We may follow international and foreign guidelines and formulate policies, without realizing the ground reality of the indigenous nature of complex interactions leading to larger problems. There is an urgent need to recognize the extent of the problem by reorganizing and reorienting surveillance systems which will clearly reflect the picture of antibiotic resistance in the community. There is a need for better laboratory infrastructure to know the actual estimate of the problem especially at district and sub district level. There is also an unmet need for concept of community laboratory that caters to local populations and their needs for bacterial culture and antibiotic sensitivity testing. The medical curriculum needs include integrated problem solving solutions and enhances the skill set of antibiotic prescribing community. There is a need for a leadership system that will drive the antimicrobial stewardship programs at organizational level. Also, the entire focus should be decentralized to organizational level as every organization has different pattern of pathogens, their drug resistance and set practices which caters to these local level issues. Hospital environment and hygiene research should be promoted so also research on new drug resistance mechanisms and developing new molecules and infection control practices.
There is urgent need for reforms in government policies, law enforcement, training and education of doctors, nurses, pharmacists and clinical pharmacology experts, pharmaceutical industry and their representatives, veterinarian experts, animal husbandry specialists, dentists and ultimately society at large.
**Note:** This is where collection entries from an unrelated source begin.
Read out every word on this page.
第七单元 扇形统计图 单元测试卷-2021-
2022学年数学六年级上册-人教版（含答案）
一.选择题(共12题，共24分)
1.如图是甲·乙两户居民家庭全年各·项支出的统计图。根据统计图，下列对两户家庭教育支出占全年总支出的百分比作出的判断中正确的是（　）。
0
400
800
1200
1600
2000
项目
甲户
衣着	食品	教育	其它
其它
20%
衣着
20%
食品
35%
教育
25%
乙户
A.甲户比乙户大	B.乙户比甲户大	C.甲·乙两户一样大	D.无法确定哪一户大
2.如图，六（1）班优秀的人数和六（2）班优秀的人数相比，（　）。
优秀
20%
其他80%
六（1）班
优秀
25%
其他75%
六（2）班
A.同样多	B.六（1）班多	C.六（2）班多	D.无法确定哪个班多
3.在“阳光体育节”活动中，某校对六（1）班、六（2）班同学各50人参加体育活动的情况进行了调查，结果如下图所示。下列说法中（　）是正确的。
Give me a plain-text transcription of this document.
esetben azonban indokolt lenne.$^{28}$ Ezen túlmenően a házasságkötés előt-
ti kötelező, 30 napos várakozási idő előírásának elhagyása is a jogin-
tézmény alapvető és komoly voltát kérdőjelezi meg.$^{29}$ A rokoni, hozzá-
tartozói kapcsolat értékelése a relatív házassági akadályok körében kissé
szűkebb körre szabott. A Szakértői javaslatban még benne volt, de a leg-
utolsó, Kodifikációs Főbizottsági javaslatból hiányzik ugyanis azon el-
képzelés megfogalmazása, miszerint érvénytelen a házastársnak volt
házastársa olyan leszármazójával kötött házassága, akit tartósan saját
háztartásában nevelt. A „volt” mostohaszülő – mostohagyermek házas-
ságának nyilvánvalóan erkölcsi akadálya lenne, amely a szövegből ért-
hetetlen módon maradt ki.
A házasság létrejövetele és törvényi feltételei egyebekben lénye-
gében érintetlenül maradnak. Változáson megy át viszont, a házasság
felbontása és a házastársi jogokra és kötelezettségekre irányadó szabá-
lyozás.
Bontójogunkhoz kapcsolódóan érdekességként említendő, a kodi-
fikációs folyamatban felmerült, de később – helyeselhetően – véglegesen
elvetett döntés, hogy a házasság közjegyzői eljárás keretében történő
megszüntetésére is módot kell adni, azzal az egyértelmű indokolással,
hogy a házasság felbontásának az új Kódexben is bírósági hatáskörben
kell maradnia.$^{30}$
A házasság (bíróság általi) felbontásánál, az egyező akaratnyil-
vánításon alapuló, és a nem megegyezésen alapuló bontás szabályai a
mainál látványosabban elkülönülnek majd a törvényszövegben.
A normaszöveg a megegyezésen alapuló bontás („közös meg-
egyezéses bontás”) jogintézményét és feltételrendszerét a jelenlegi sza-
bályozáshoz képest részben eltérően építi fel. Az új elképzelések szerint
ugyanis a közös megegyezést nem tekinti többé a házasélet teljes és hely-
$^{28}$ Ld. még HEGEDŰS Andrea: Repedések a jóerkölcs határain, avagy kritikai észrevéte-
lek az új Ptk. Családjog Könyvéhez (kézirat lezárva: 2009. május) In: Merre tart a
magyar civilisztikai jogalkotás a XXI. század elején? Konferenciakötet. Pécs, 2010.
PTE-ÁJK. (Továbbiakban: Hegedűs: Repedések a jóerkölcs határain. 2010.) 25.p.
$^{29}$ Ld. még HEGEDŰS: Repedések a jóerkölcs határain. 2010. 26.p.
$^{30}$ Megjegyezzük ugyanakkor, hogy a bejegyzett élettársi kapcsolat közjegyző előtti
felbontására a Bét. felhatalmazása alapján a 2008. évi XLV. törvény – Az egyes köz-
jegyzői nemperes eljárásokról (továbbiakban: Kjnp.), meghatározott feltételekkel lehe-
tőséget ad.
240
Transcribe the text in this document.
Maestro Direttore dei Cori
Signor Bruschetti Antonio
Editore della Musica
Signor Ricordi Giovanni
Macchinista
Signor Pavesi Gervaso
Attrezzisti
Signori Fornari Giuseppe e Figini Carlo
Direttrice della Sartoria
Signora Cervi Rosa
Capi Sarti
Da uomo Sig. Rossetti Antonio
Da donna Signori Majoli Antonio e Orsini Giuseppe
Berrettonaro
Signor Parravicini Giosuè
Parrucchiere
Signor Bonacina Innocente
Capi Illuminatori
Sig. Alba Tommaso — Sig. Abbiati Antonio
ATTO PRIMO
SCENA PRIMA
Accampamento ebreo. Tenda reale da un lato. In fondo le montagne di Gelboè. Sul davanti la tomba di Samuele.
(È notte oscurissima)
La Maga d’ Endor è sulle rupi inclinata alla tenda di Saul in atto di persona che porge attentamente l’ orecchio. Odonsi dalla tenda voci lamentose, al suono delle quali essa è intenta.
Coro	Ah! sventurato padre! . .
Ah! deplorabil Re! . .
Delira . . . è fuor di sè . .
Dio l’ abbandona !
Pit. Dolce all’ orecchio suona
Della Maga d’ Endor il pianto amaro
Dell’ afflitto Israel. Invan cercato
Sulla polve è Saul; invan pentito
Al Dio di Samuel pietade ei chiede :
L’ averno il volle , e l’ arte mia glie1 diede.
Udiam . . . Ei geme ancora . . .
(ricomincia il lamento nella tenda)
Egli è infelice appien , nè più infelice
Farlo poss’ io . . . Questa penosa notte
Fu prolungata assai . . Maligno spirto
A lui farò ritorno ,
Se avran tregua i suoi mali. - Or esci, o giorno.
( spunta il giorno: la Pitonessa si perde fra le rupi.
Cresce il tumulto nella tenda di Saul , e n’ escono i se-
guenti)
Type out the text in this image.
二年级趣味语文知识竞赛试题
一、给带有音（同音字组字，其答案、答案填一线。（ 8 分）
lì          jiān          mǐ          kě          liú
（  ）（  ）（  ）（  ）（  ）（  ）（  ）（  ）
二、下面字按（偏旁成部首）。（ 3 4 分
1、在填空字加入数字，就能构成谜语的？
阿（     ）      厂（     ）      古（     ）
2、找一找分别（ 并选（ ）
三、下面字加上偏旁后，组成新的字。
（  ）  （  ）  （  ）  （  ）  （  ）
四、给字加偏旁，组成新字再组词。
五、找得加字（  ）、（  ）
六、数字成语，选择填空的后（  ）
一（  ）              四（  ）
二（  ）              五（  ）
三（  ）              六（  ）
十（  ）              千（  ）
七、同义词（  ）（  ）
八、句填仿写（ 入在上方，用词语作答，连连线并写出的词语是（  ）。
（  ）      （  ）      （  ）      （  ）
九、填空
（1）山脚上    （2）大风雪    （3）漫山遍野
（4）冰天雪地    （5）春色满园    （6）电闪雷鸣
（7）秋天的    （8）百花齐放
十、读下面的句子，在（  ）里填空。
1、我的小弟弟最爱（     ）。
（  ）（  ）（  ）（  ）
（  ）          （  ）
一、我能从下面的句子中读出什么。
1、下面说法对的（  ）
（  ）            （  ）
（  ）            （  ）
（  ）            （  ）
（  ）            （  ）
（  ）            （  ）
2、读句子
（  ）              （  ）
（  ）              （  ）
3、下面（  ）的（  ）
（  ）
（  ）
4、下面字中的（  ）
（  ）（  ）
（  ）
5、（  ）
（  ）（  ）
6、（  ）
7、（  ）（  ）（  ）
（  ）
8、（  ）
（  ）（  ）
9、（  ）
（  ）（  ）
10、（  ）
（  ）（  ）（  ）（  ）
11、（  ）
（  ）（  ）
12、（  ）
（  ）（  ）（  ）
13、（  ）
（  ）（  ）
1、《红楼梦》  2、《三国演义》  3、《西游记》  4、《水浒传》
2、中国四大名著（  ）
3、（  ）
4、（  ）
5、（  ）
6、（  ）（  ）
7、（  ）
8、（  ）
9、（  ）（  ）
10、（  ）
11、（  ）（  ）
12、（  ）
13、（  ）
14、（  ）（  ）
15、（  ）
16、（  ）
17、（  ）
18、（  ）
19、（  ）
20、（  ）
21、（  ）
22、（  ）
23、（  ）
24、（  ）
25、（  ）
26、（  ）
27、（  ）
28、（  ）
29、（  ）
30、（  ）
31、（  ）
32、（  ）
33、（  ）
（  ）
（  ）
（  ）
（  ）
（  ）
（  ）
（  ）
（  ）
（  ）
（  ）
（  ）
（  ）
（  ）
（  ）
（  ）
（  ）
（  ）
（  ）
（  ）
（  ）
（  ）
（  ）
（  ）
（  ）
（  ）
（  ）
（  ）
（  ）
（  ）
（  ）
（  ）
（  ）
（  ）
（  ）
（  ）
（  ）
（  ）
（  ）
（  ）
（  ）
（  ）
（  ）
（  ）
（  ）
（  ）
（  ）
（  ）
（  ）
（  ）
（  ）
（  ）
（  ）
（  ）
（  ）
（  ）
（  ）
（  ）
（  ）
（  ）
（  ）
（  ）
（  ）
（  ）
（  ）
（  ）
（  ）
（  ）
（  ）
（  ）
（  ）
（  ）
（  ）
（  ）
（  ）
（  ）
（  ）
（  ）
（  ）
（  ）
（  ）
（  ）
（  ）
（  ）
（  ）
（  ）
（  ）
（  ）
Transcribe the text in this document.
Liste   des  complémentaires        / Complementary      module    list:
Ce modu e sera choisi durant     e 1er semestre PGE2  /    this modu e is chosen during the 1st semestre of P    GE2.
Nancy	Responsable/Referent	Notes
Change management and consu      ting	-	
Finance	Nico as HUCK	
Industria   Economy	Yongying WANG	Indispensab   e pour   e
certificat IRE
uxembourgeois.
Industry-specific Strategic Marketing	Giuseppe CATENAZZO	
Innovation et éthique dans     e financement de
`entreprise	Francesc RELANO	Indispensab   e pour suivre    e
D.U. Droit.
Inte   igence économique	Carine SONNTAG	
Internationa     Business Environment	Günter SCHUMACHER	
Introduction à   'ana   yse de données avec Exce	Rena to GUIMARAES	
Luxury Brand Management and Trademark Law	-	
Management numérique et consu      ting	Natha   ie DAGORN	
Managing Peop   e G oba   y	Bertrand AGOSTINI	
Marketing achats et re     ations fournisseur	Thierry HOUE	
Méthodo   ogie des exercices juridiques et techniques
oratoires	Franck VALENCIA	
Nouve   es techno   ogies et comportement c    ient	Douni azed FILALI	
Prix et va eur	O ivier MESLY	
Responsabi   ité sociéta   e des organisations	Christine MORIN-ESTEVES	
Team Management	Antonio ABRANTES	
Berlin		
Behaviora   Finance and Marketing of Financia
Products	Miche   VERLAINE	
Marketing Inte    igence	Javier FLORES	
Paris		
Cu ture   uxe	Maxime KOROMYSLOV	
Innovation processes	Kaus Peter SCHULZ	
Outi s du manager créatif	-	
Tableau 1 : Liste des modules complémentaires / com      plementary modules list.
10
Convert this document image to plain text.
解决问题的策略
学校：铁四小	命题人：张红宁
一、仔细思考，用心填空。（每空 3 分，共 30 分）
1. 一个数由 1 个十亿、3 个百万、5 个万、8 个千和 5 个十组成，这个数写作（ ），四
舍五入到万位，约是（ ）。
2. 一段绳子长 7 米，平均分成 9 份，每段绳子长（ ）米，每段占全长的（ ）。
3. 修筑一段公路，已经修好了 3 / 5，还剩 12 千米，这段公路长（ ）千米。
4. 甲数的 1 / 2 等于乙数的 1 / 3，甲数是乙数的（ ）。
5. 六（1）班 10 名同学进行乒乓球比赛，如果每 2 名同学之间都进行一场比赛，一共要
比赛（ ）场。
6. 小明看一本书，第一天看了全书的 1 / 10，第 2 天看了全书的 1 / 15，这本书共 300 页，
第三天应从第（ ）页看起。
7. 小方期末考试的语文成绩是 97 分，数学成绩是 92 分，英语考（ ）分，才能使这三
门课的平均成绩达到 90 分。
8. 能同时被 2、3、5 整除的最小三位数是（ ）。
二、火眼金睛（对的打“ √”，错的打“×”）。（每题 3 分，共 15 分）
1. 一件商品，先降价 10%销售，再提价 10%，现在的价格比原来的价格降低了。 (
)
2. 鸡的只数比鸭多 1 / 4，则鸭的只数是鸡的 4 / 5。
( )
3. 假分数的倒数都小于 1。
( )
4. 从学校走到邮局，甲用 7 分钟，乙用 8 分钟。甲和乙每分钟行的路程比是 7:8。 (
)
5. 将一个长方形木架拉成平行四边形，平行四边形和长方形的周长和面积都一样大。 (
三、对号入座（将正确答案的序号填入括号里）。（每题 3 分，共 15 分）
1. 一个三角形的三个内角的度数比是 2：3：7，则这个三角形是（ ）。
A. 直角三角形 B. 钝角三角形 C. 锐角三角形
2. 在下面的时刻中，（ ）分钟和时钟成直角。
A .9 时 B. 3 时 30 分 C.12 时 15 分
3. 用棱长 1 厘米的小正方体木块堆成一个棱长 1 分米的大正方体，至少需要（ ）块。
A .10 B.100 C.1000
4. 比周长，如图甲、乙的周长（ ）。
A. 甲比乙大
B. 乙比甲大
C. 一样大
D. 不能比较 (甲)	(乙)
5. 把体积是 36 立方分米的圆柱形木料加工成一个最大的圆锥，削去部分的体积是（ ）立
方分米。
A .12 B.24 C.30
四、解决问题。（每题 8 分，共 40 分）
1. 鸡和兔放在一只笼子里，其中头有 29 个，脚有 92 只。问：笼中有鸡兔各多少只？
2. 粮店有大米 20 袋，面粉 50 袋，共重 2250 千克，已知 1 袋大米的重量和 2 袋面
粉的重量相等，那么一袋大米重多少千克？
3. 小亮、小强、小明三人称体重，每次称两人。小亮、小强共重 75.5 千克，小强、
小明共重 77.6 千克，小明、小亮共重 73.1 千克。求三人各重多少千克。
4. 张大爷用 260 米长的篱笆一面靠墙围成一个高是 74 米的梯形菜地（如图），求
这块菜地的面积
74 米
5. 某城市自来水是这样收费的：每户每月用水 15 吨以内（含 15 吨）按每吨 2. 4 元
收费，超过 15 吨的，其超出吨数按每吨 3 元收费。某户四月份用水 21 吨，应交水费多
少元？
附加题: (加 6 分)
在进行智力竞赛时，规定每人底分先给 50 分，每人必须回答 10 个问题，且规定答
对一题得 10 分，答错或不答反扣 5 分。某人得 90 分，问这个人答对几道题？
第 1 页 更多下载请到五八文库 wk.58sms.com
Another important environmental aspect is improving sanitation and hygiene at local level; proving clean and potable water for consumption, reducing soil, water and air pollution, appropriate management of effluents, garbage and sewage and improving overall cleanliness can definitely help in eliminating pathogens or help in breaking the chain of transmission of pathogens.
“In such a case, the thoughtless person playing with penicillin treatment is morally responsible for the death of a man who finally succumbs to infection with a penicillin resistant organism. I hope the evil can be averted.” — Sir Alexander Fleming, Nobel Laureate for the discovery of penicillin, in a newspaper interview in 1945.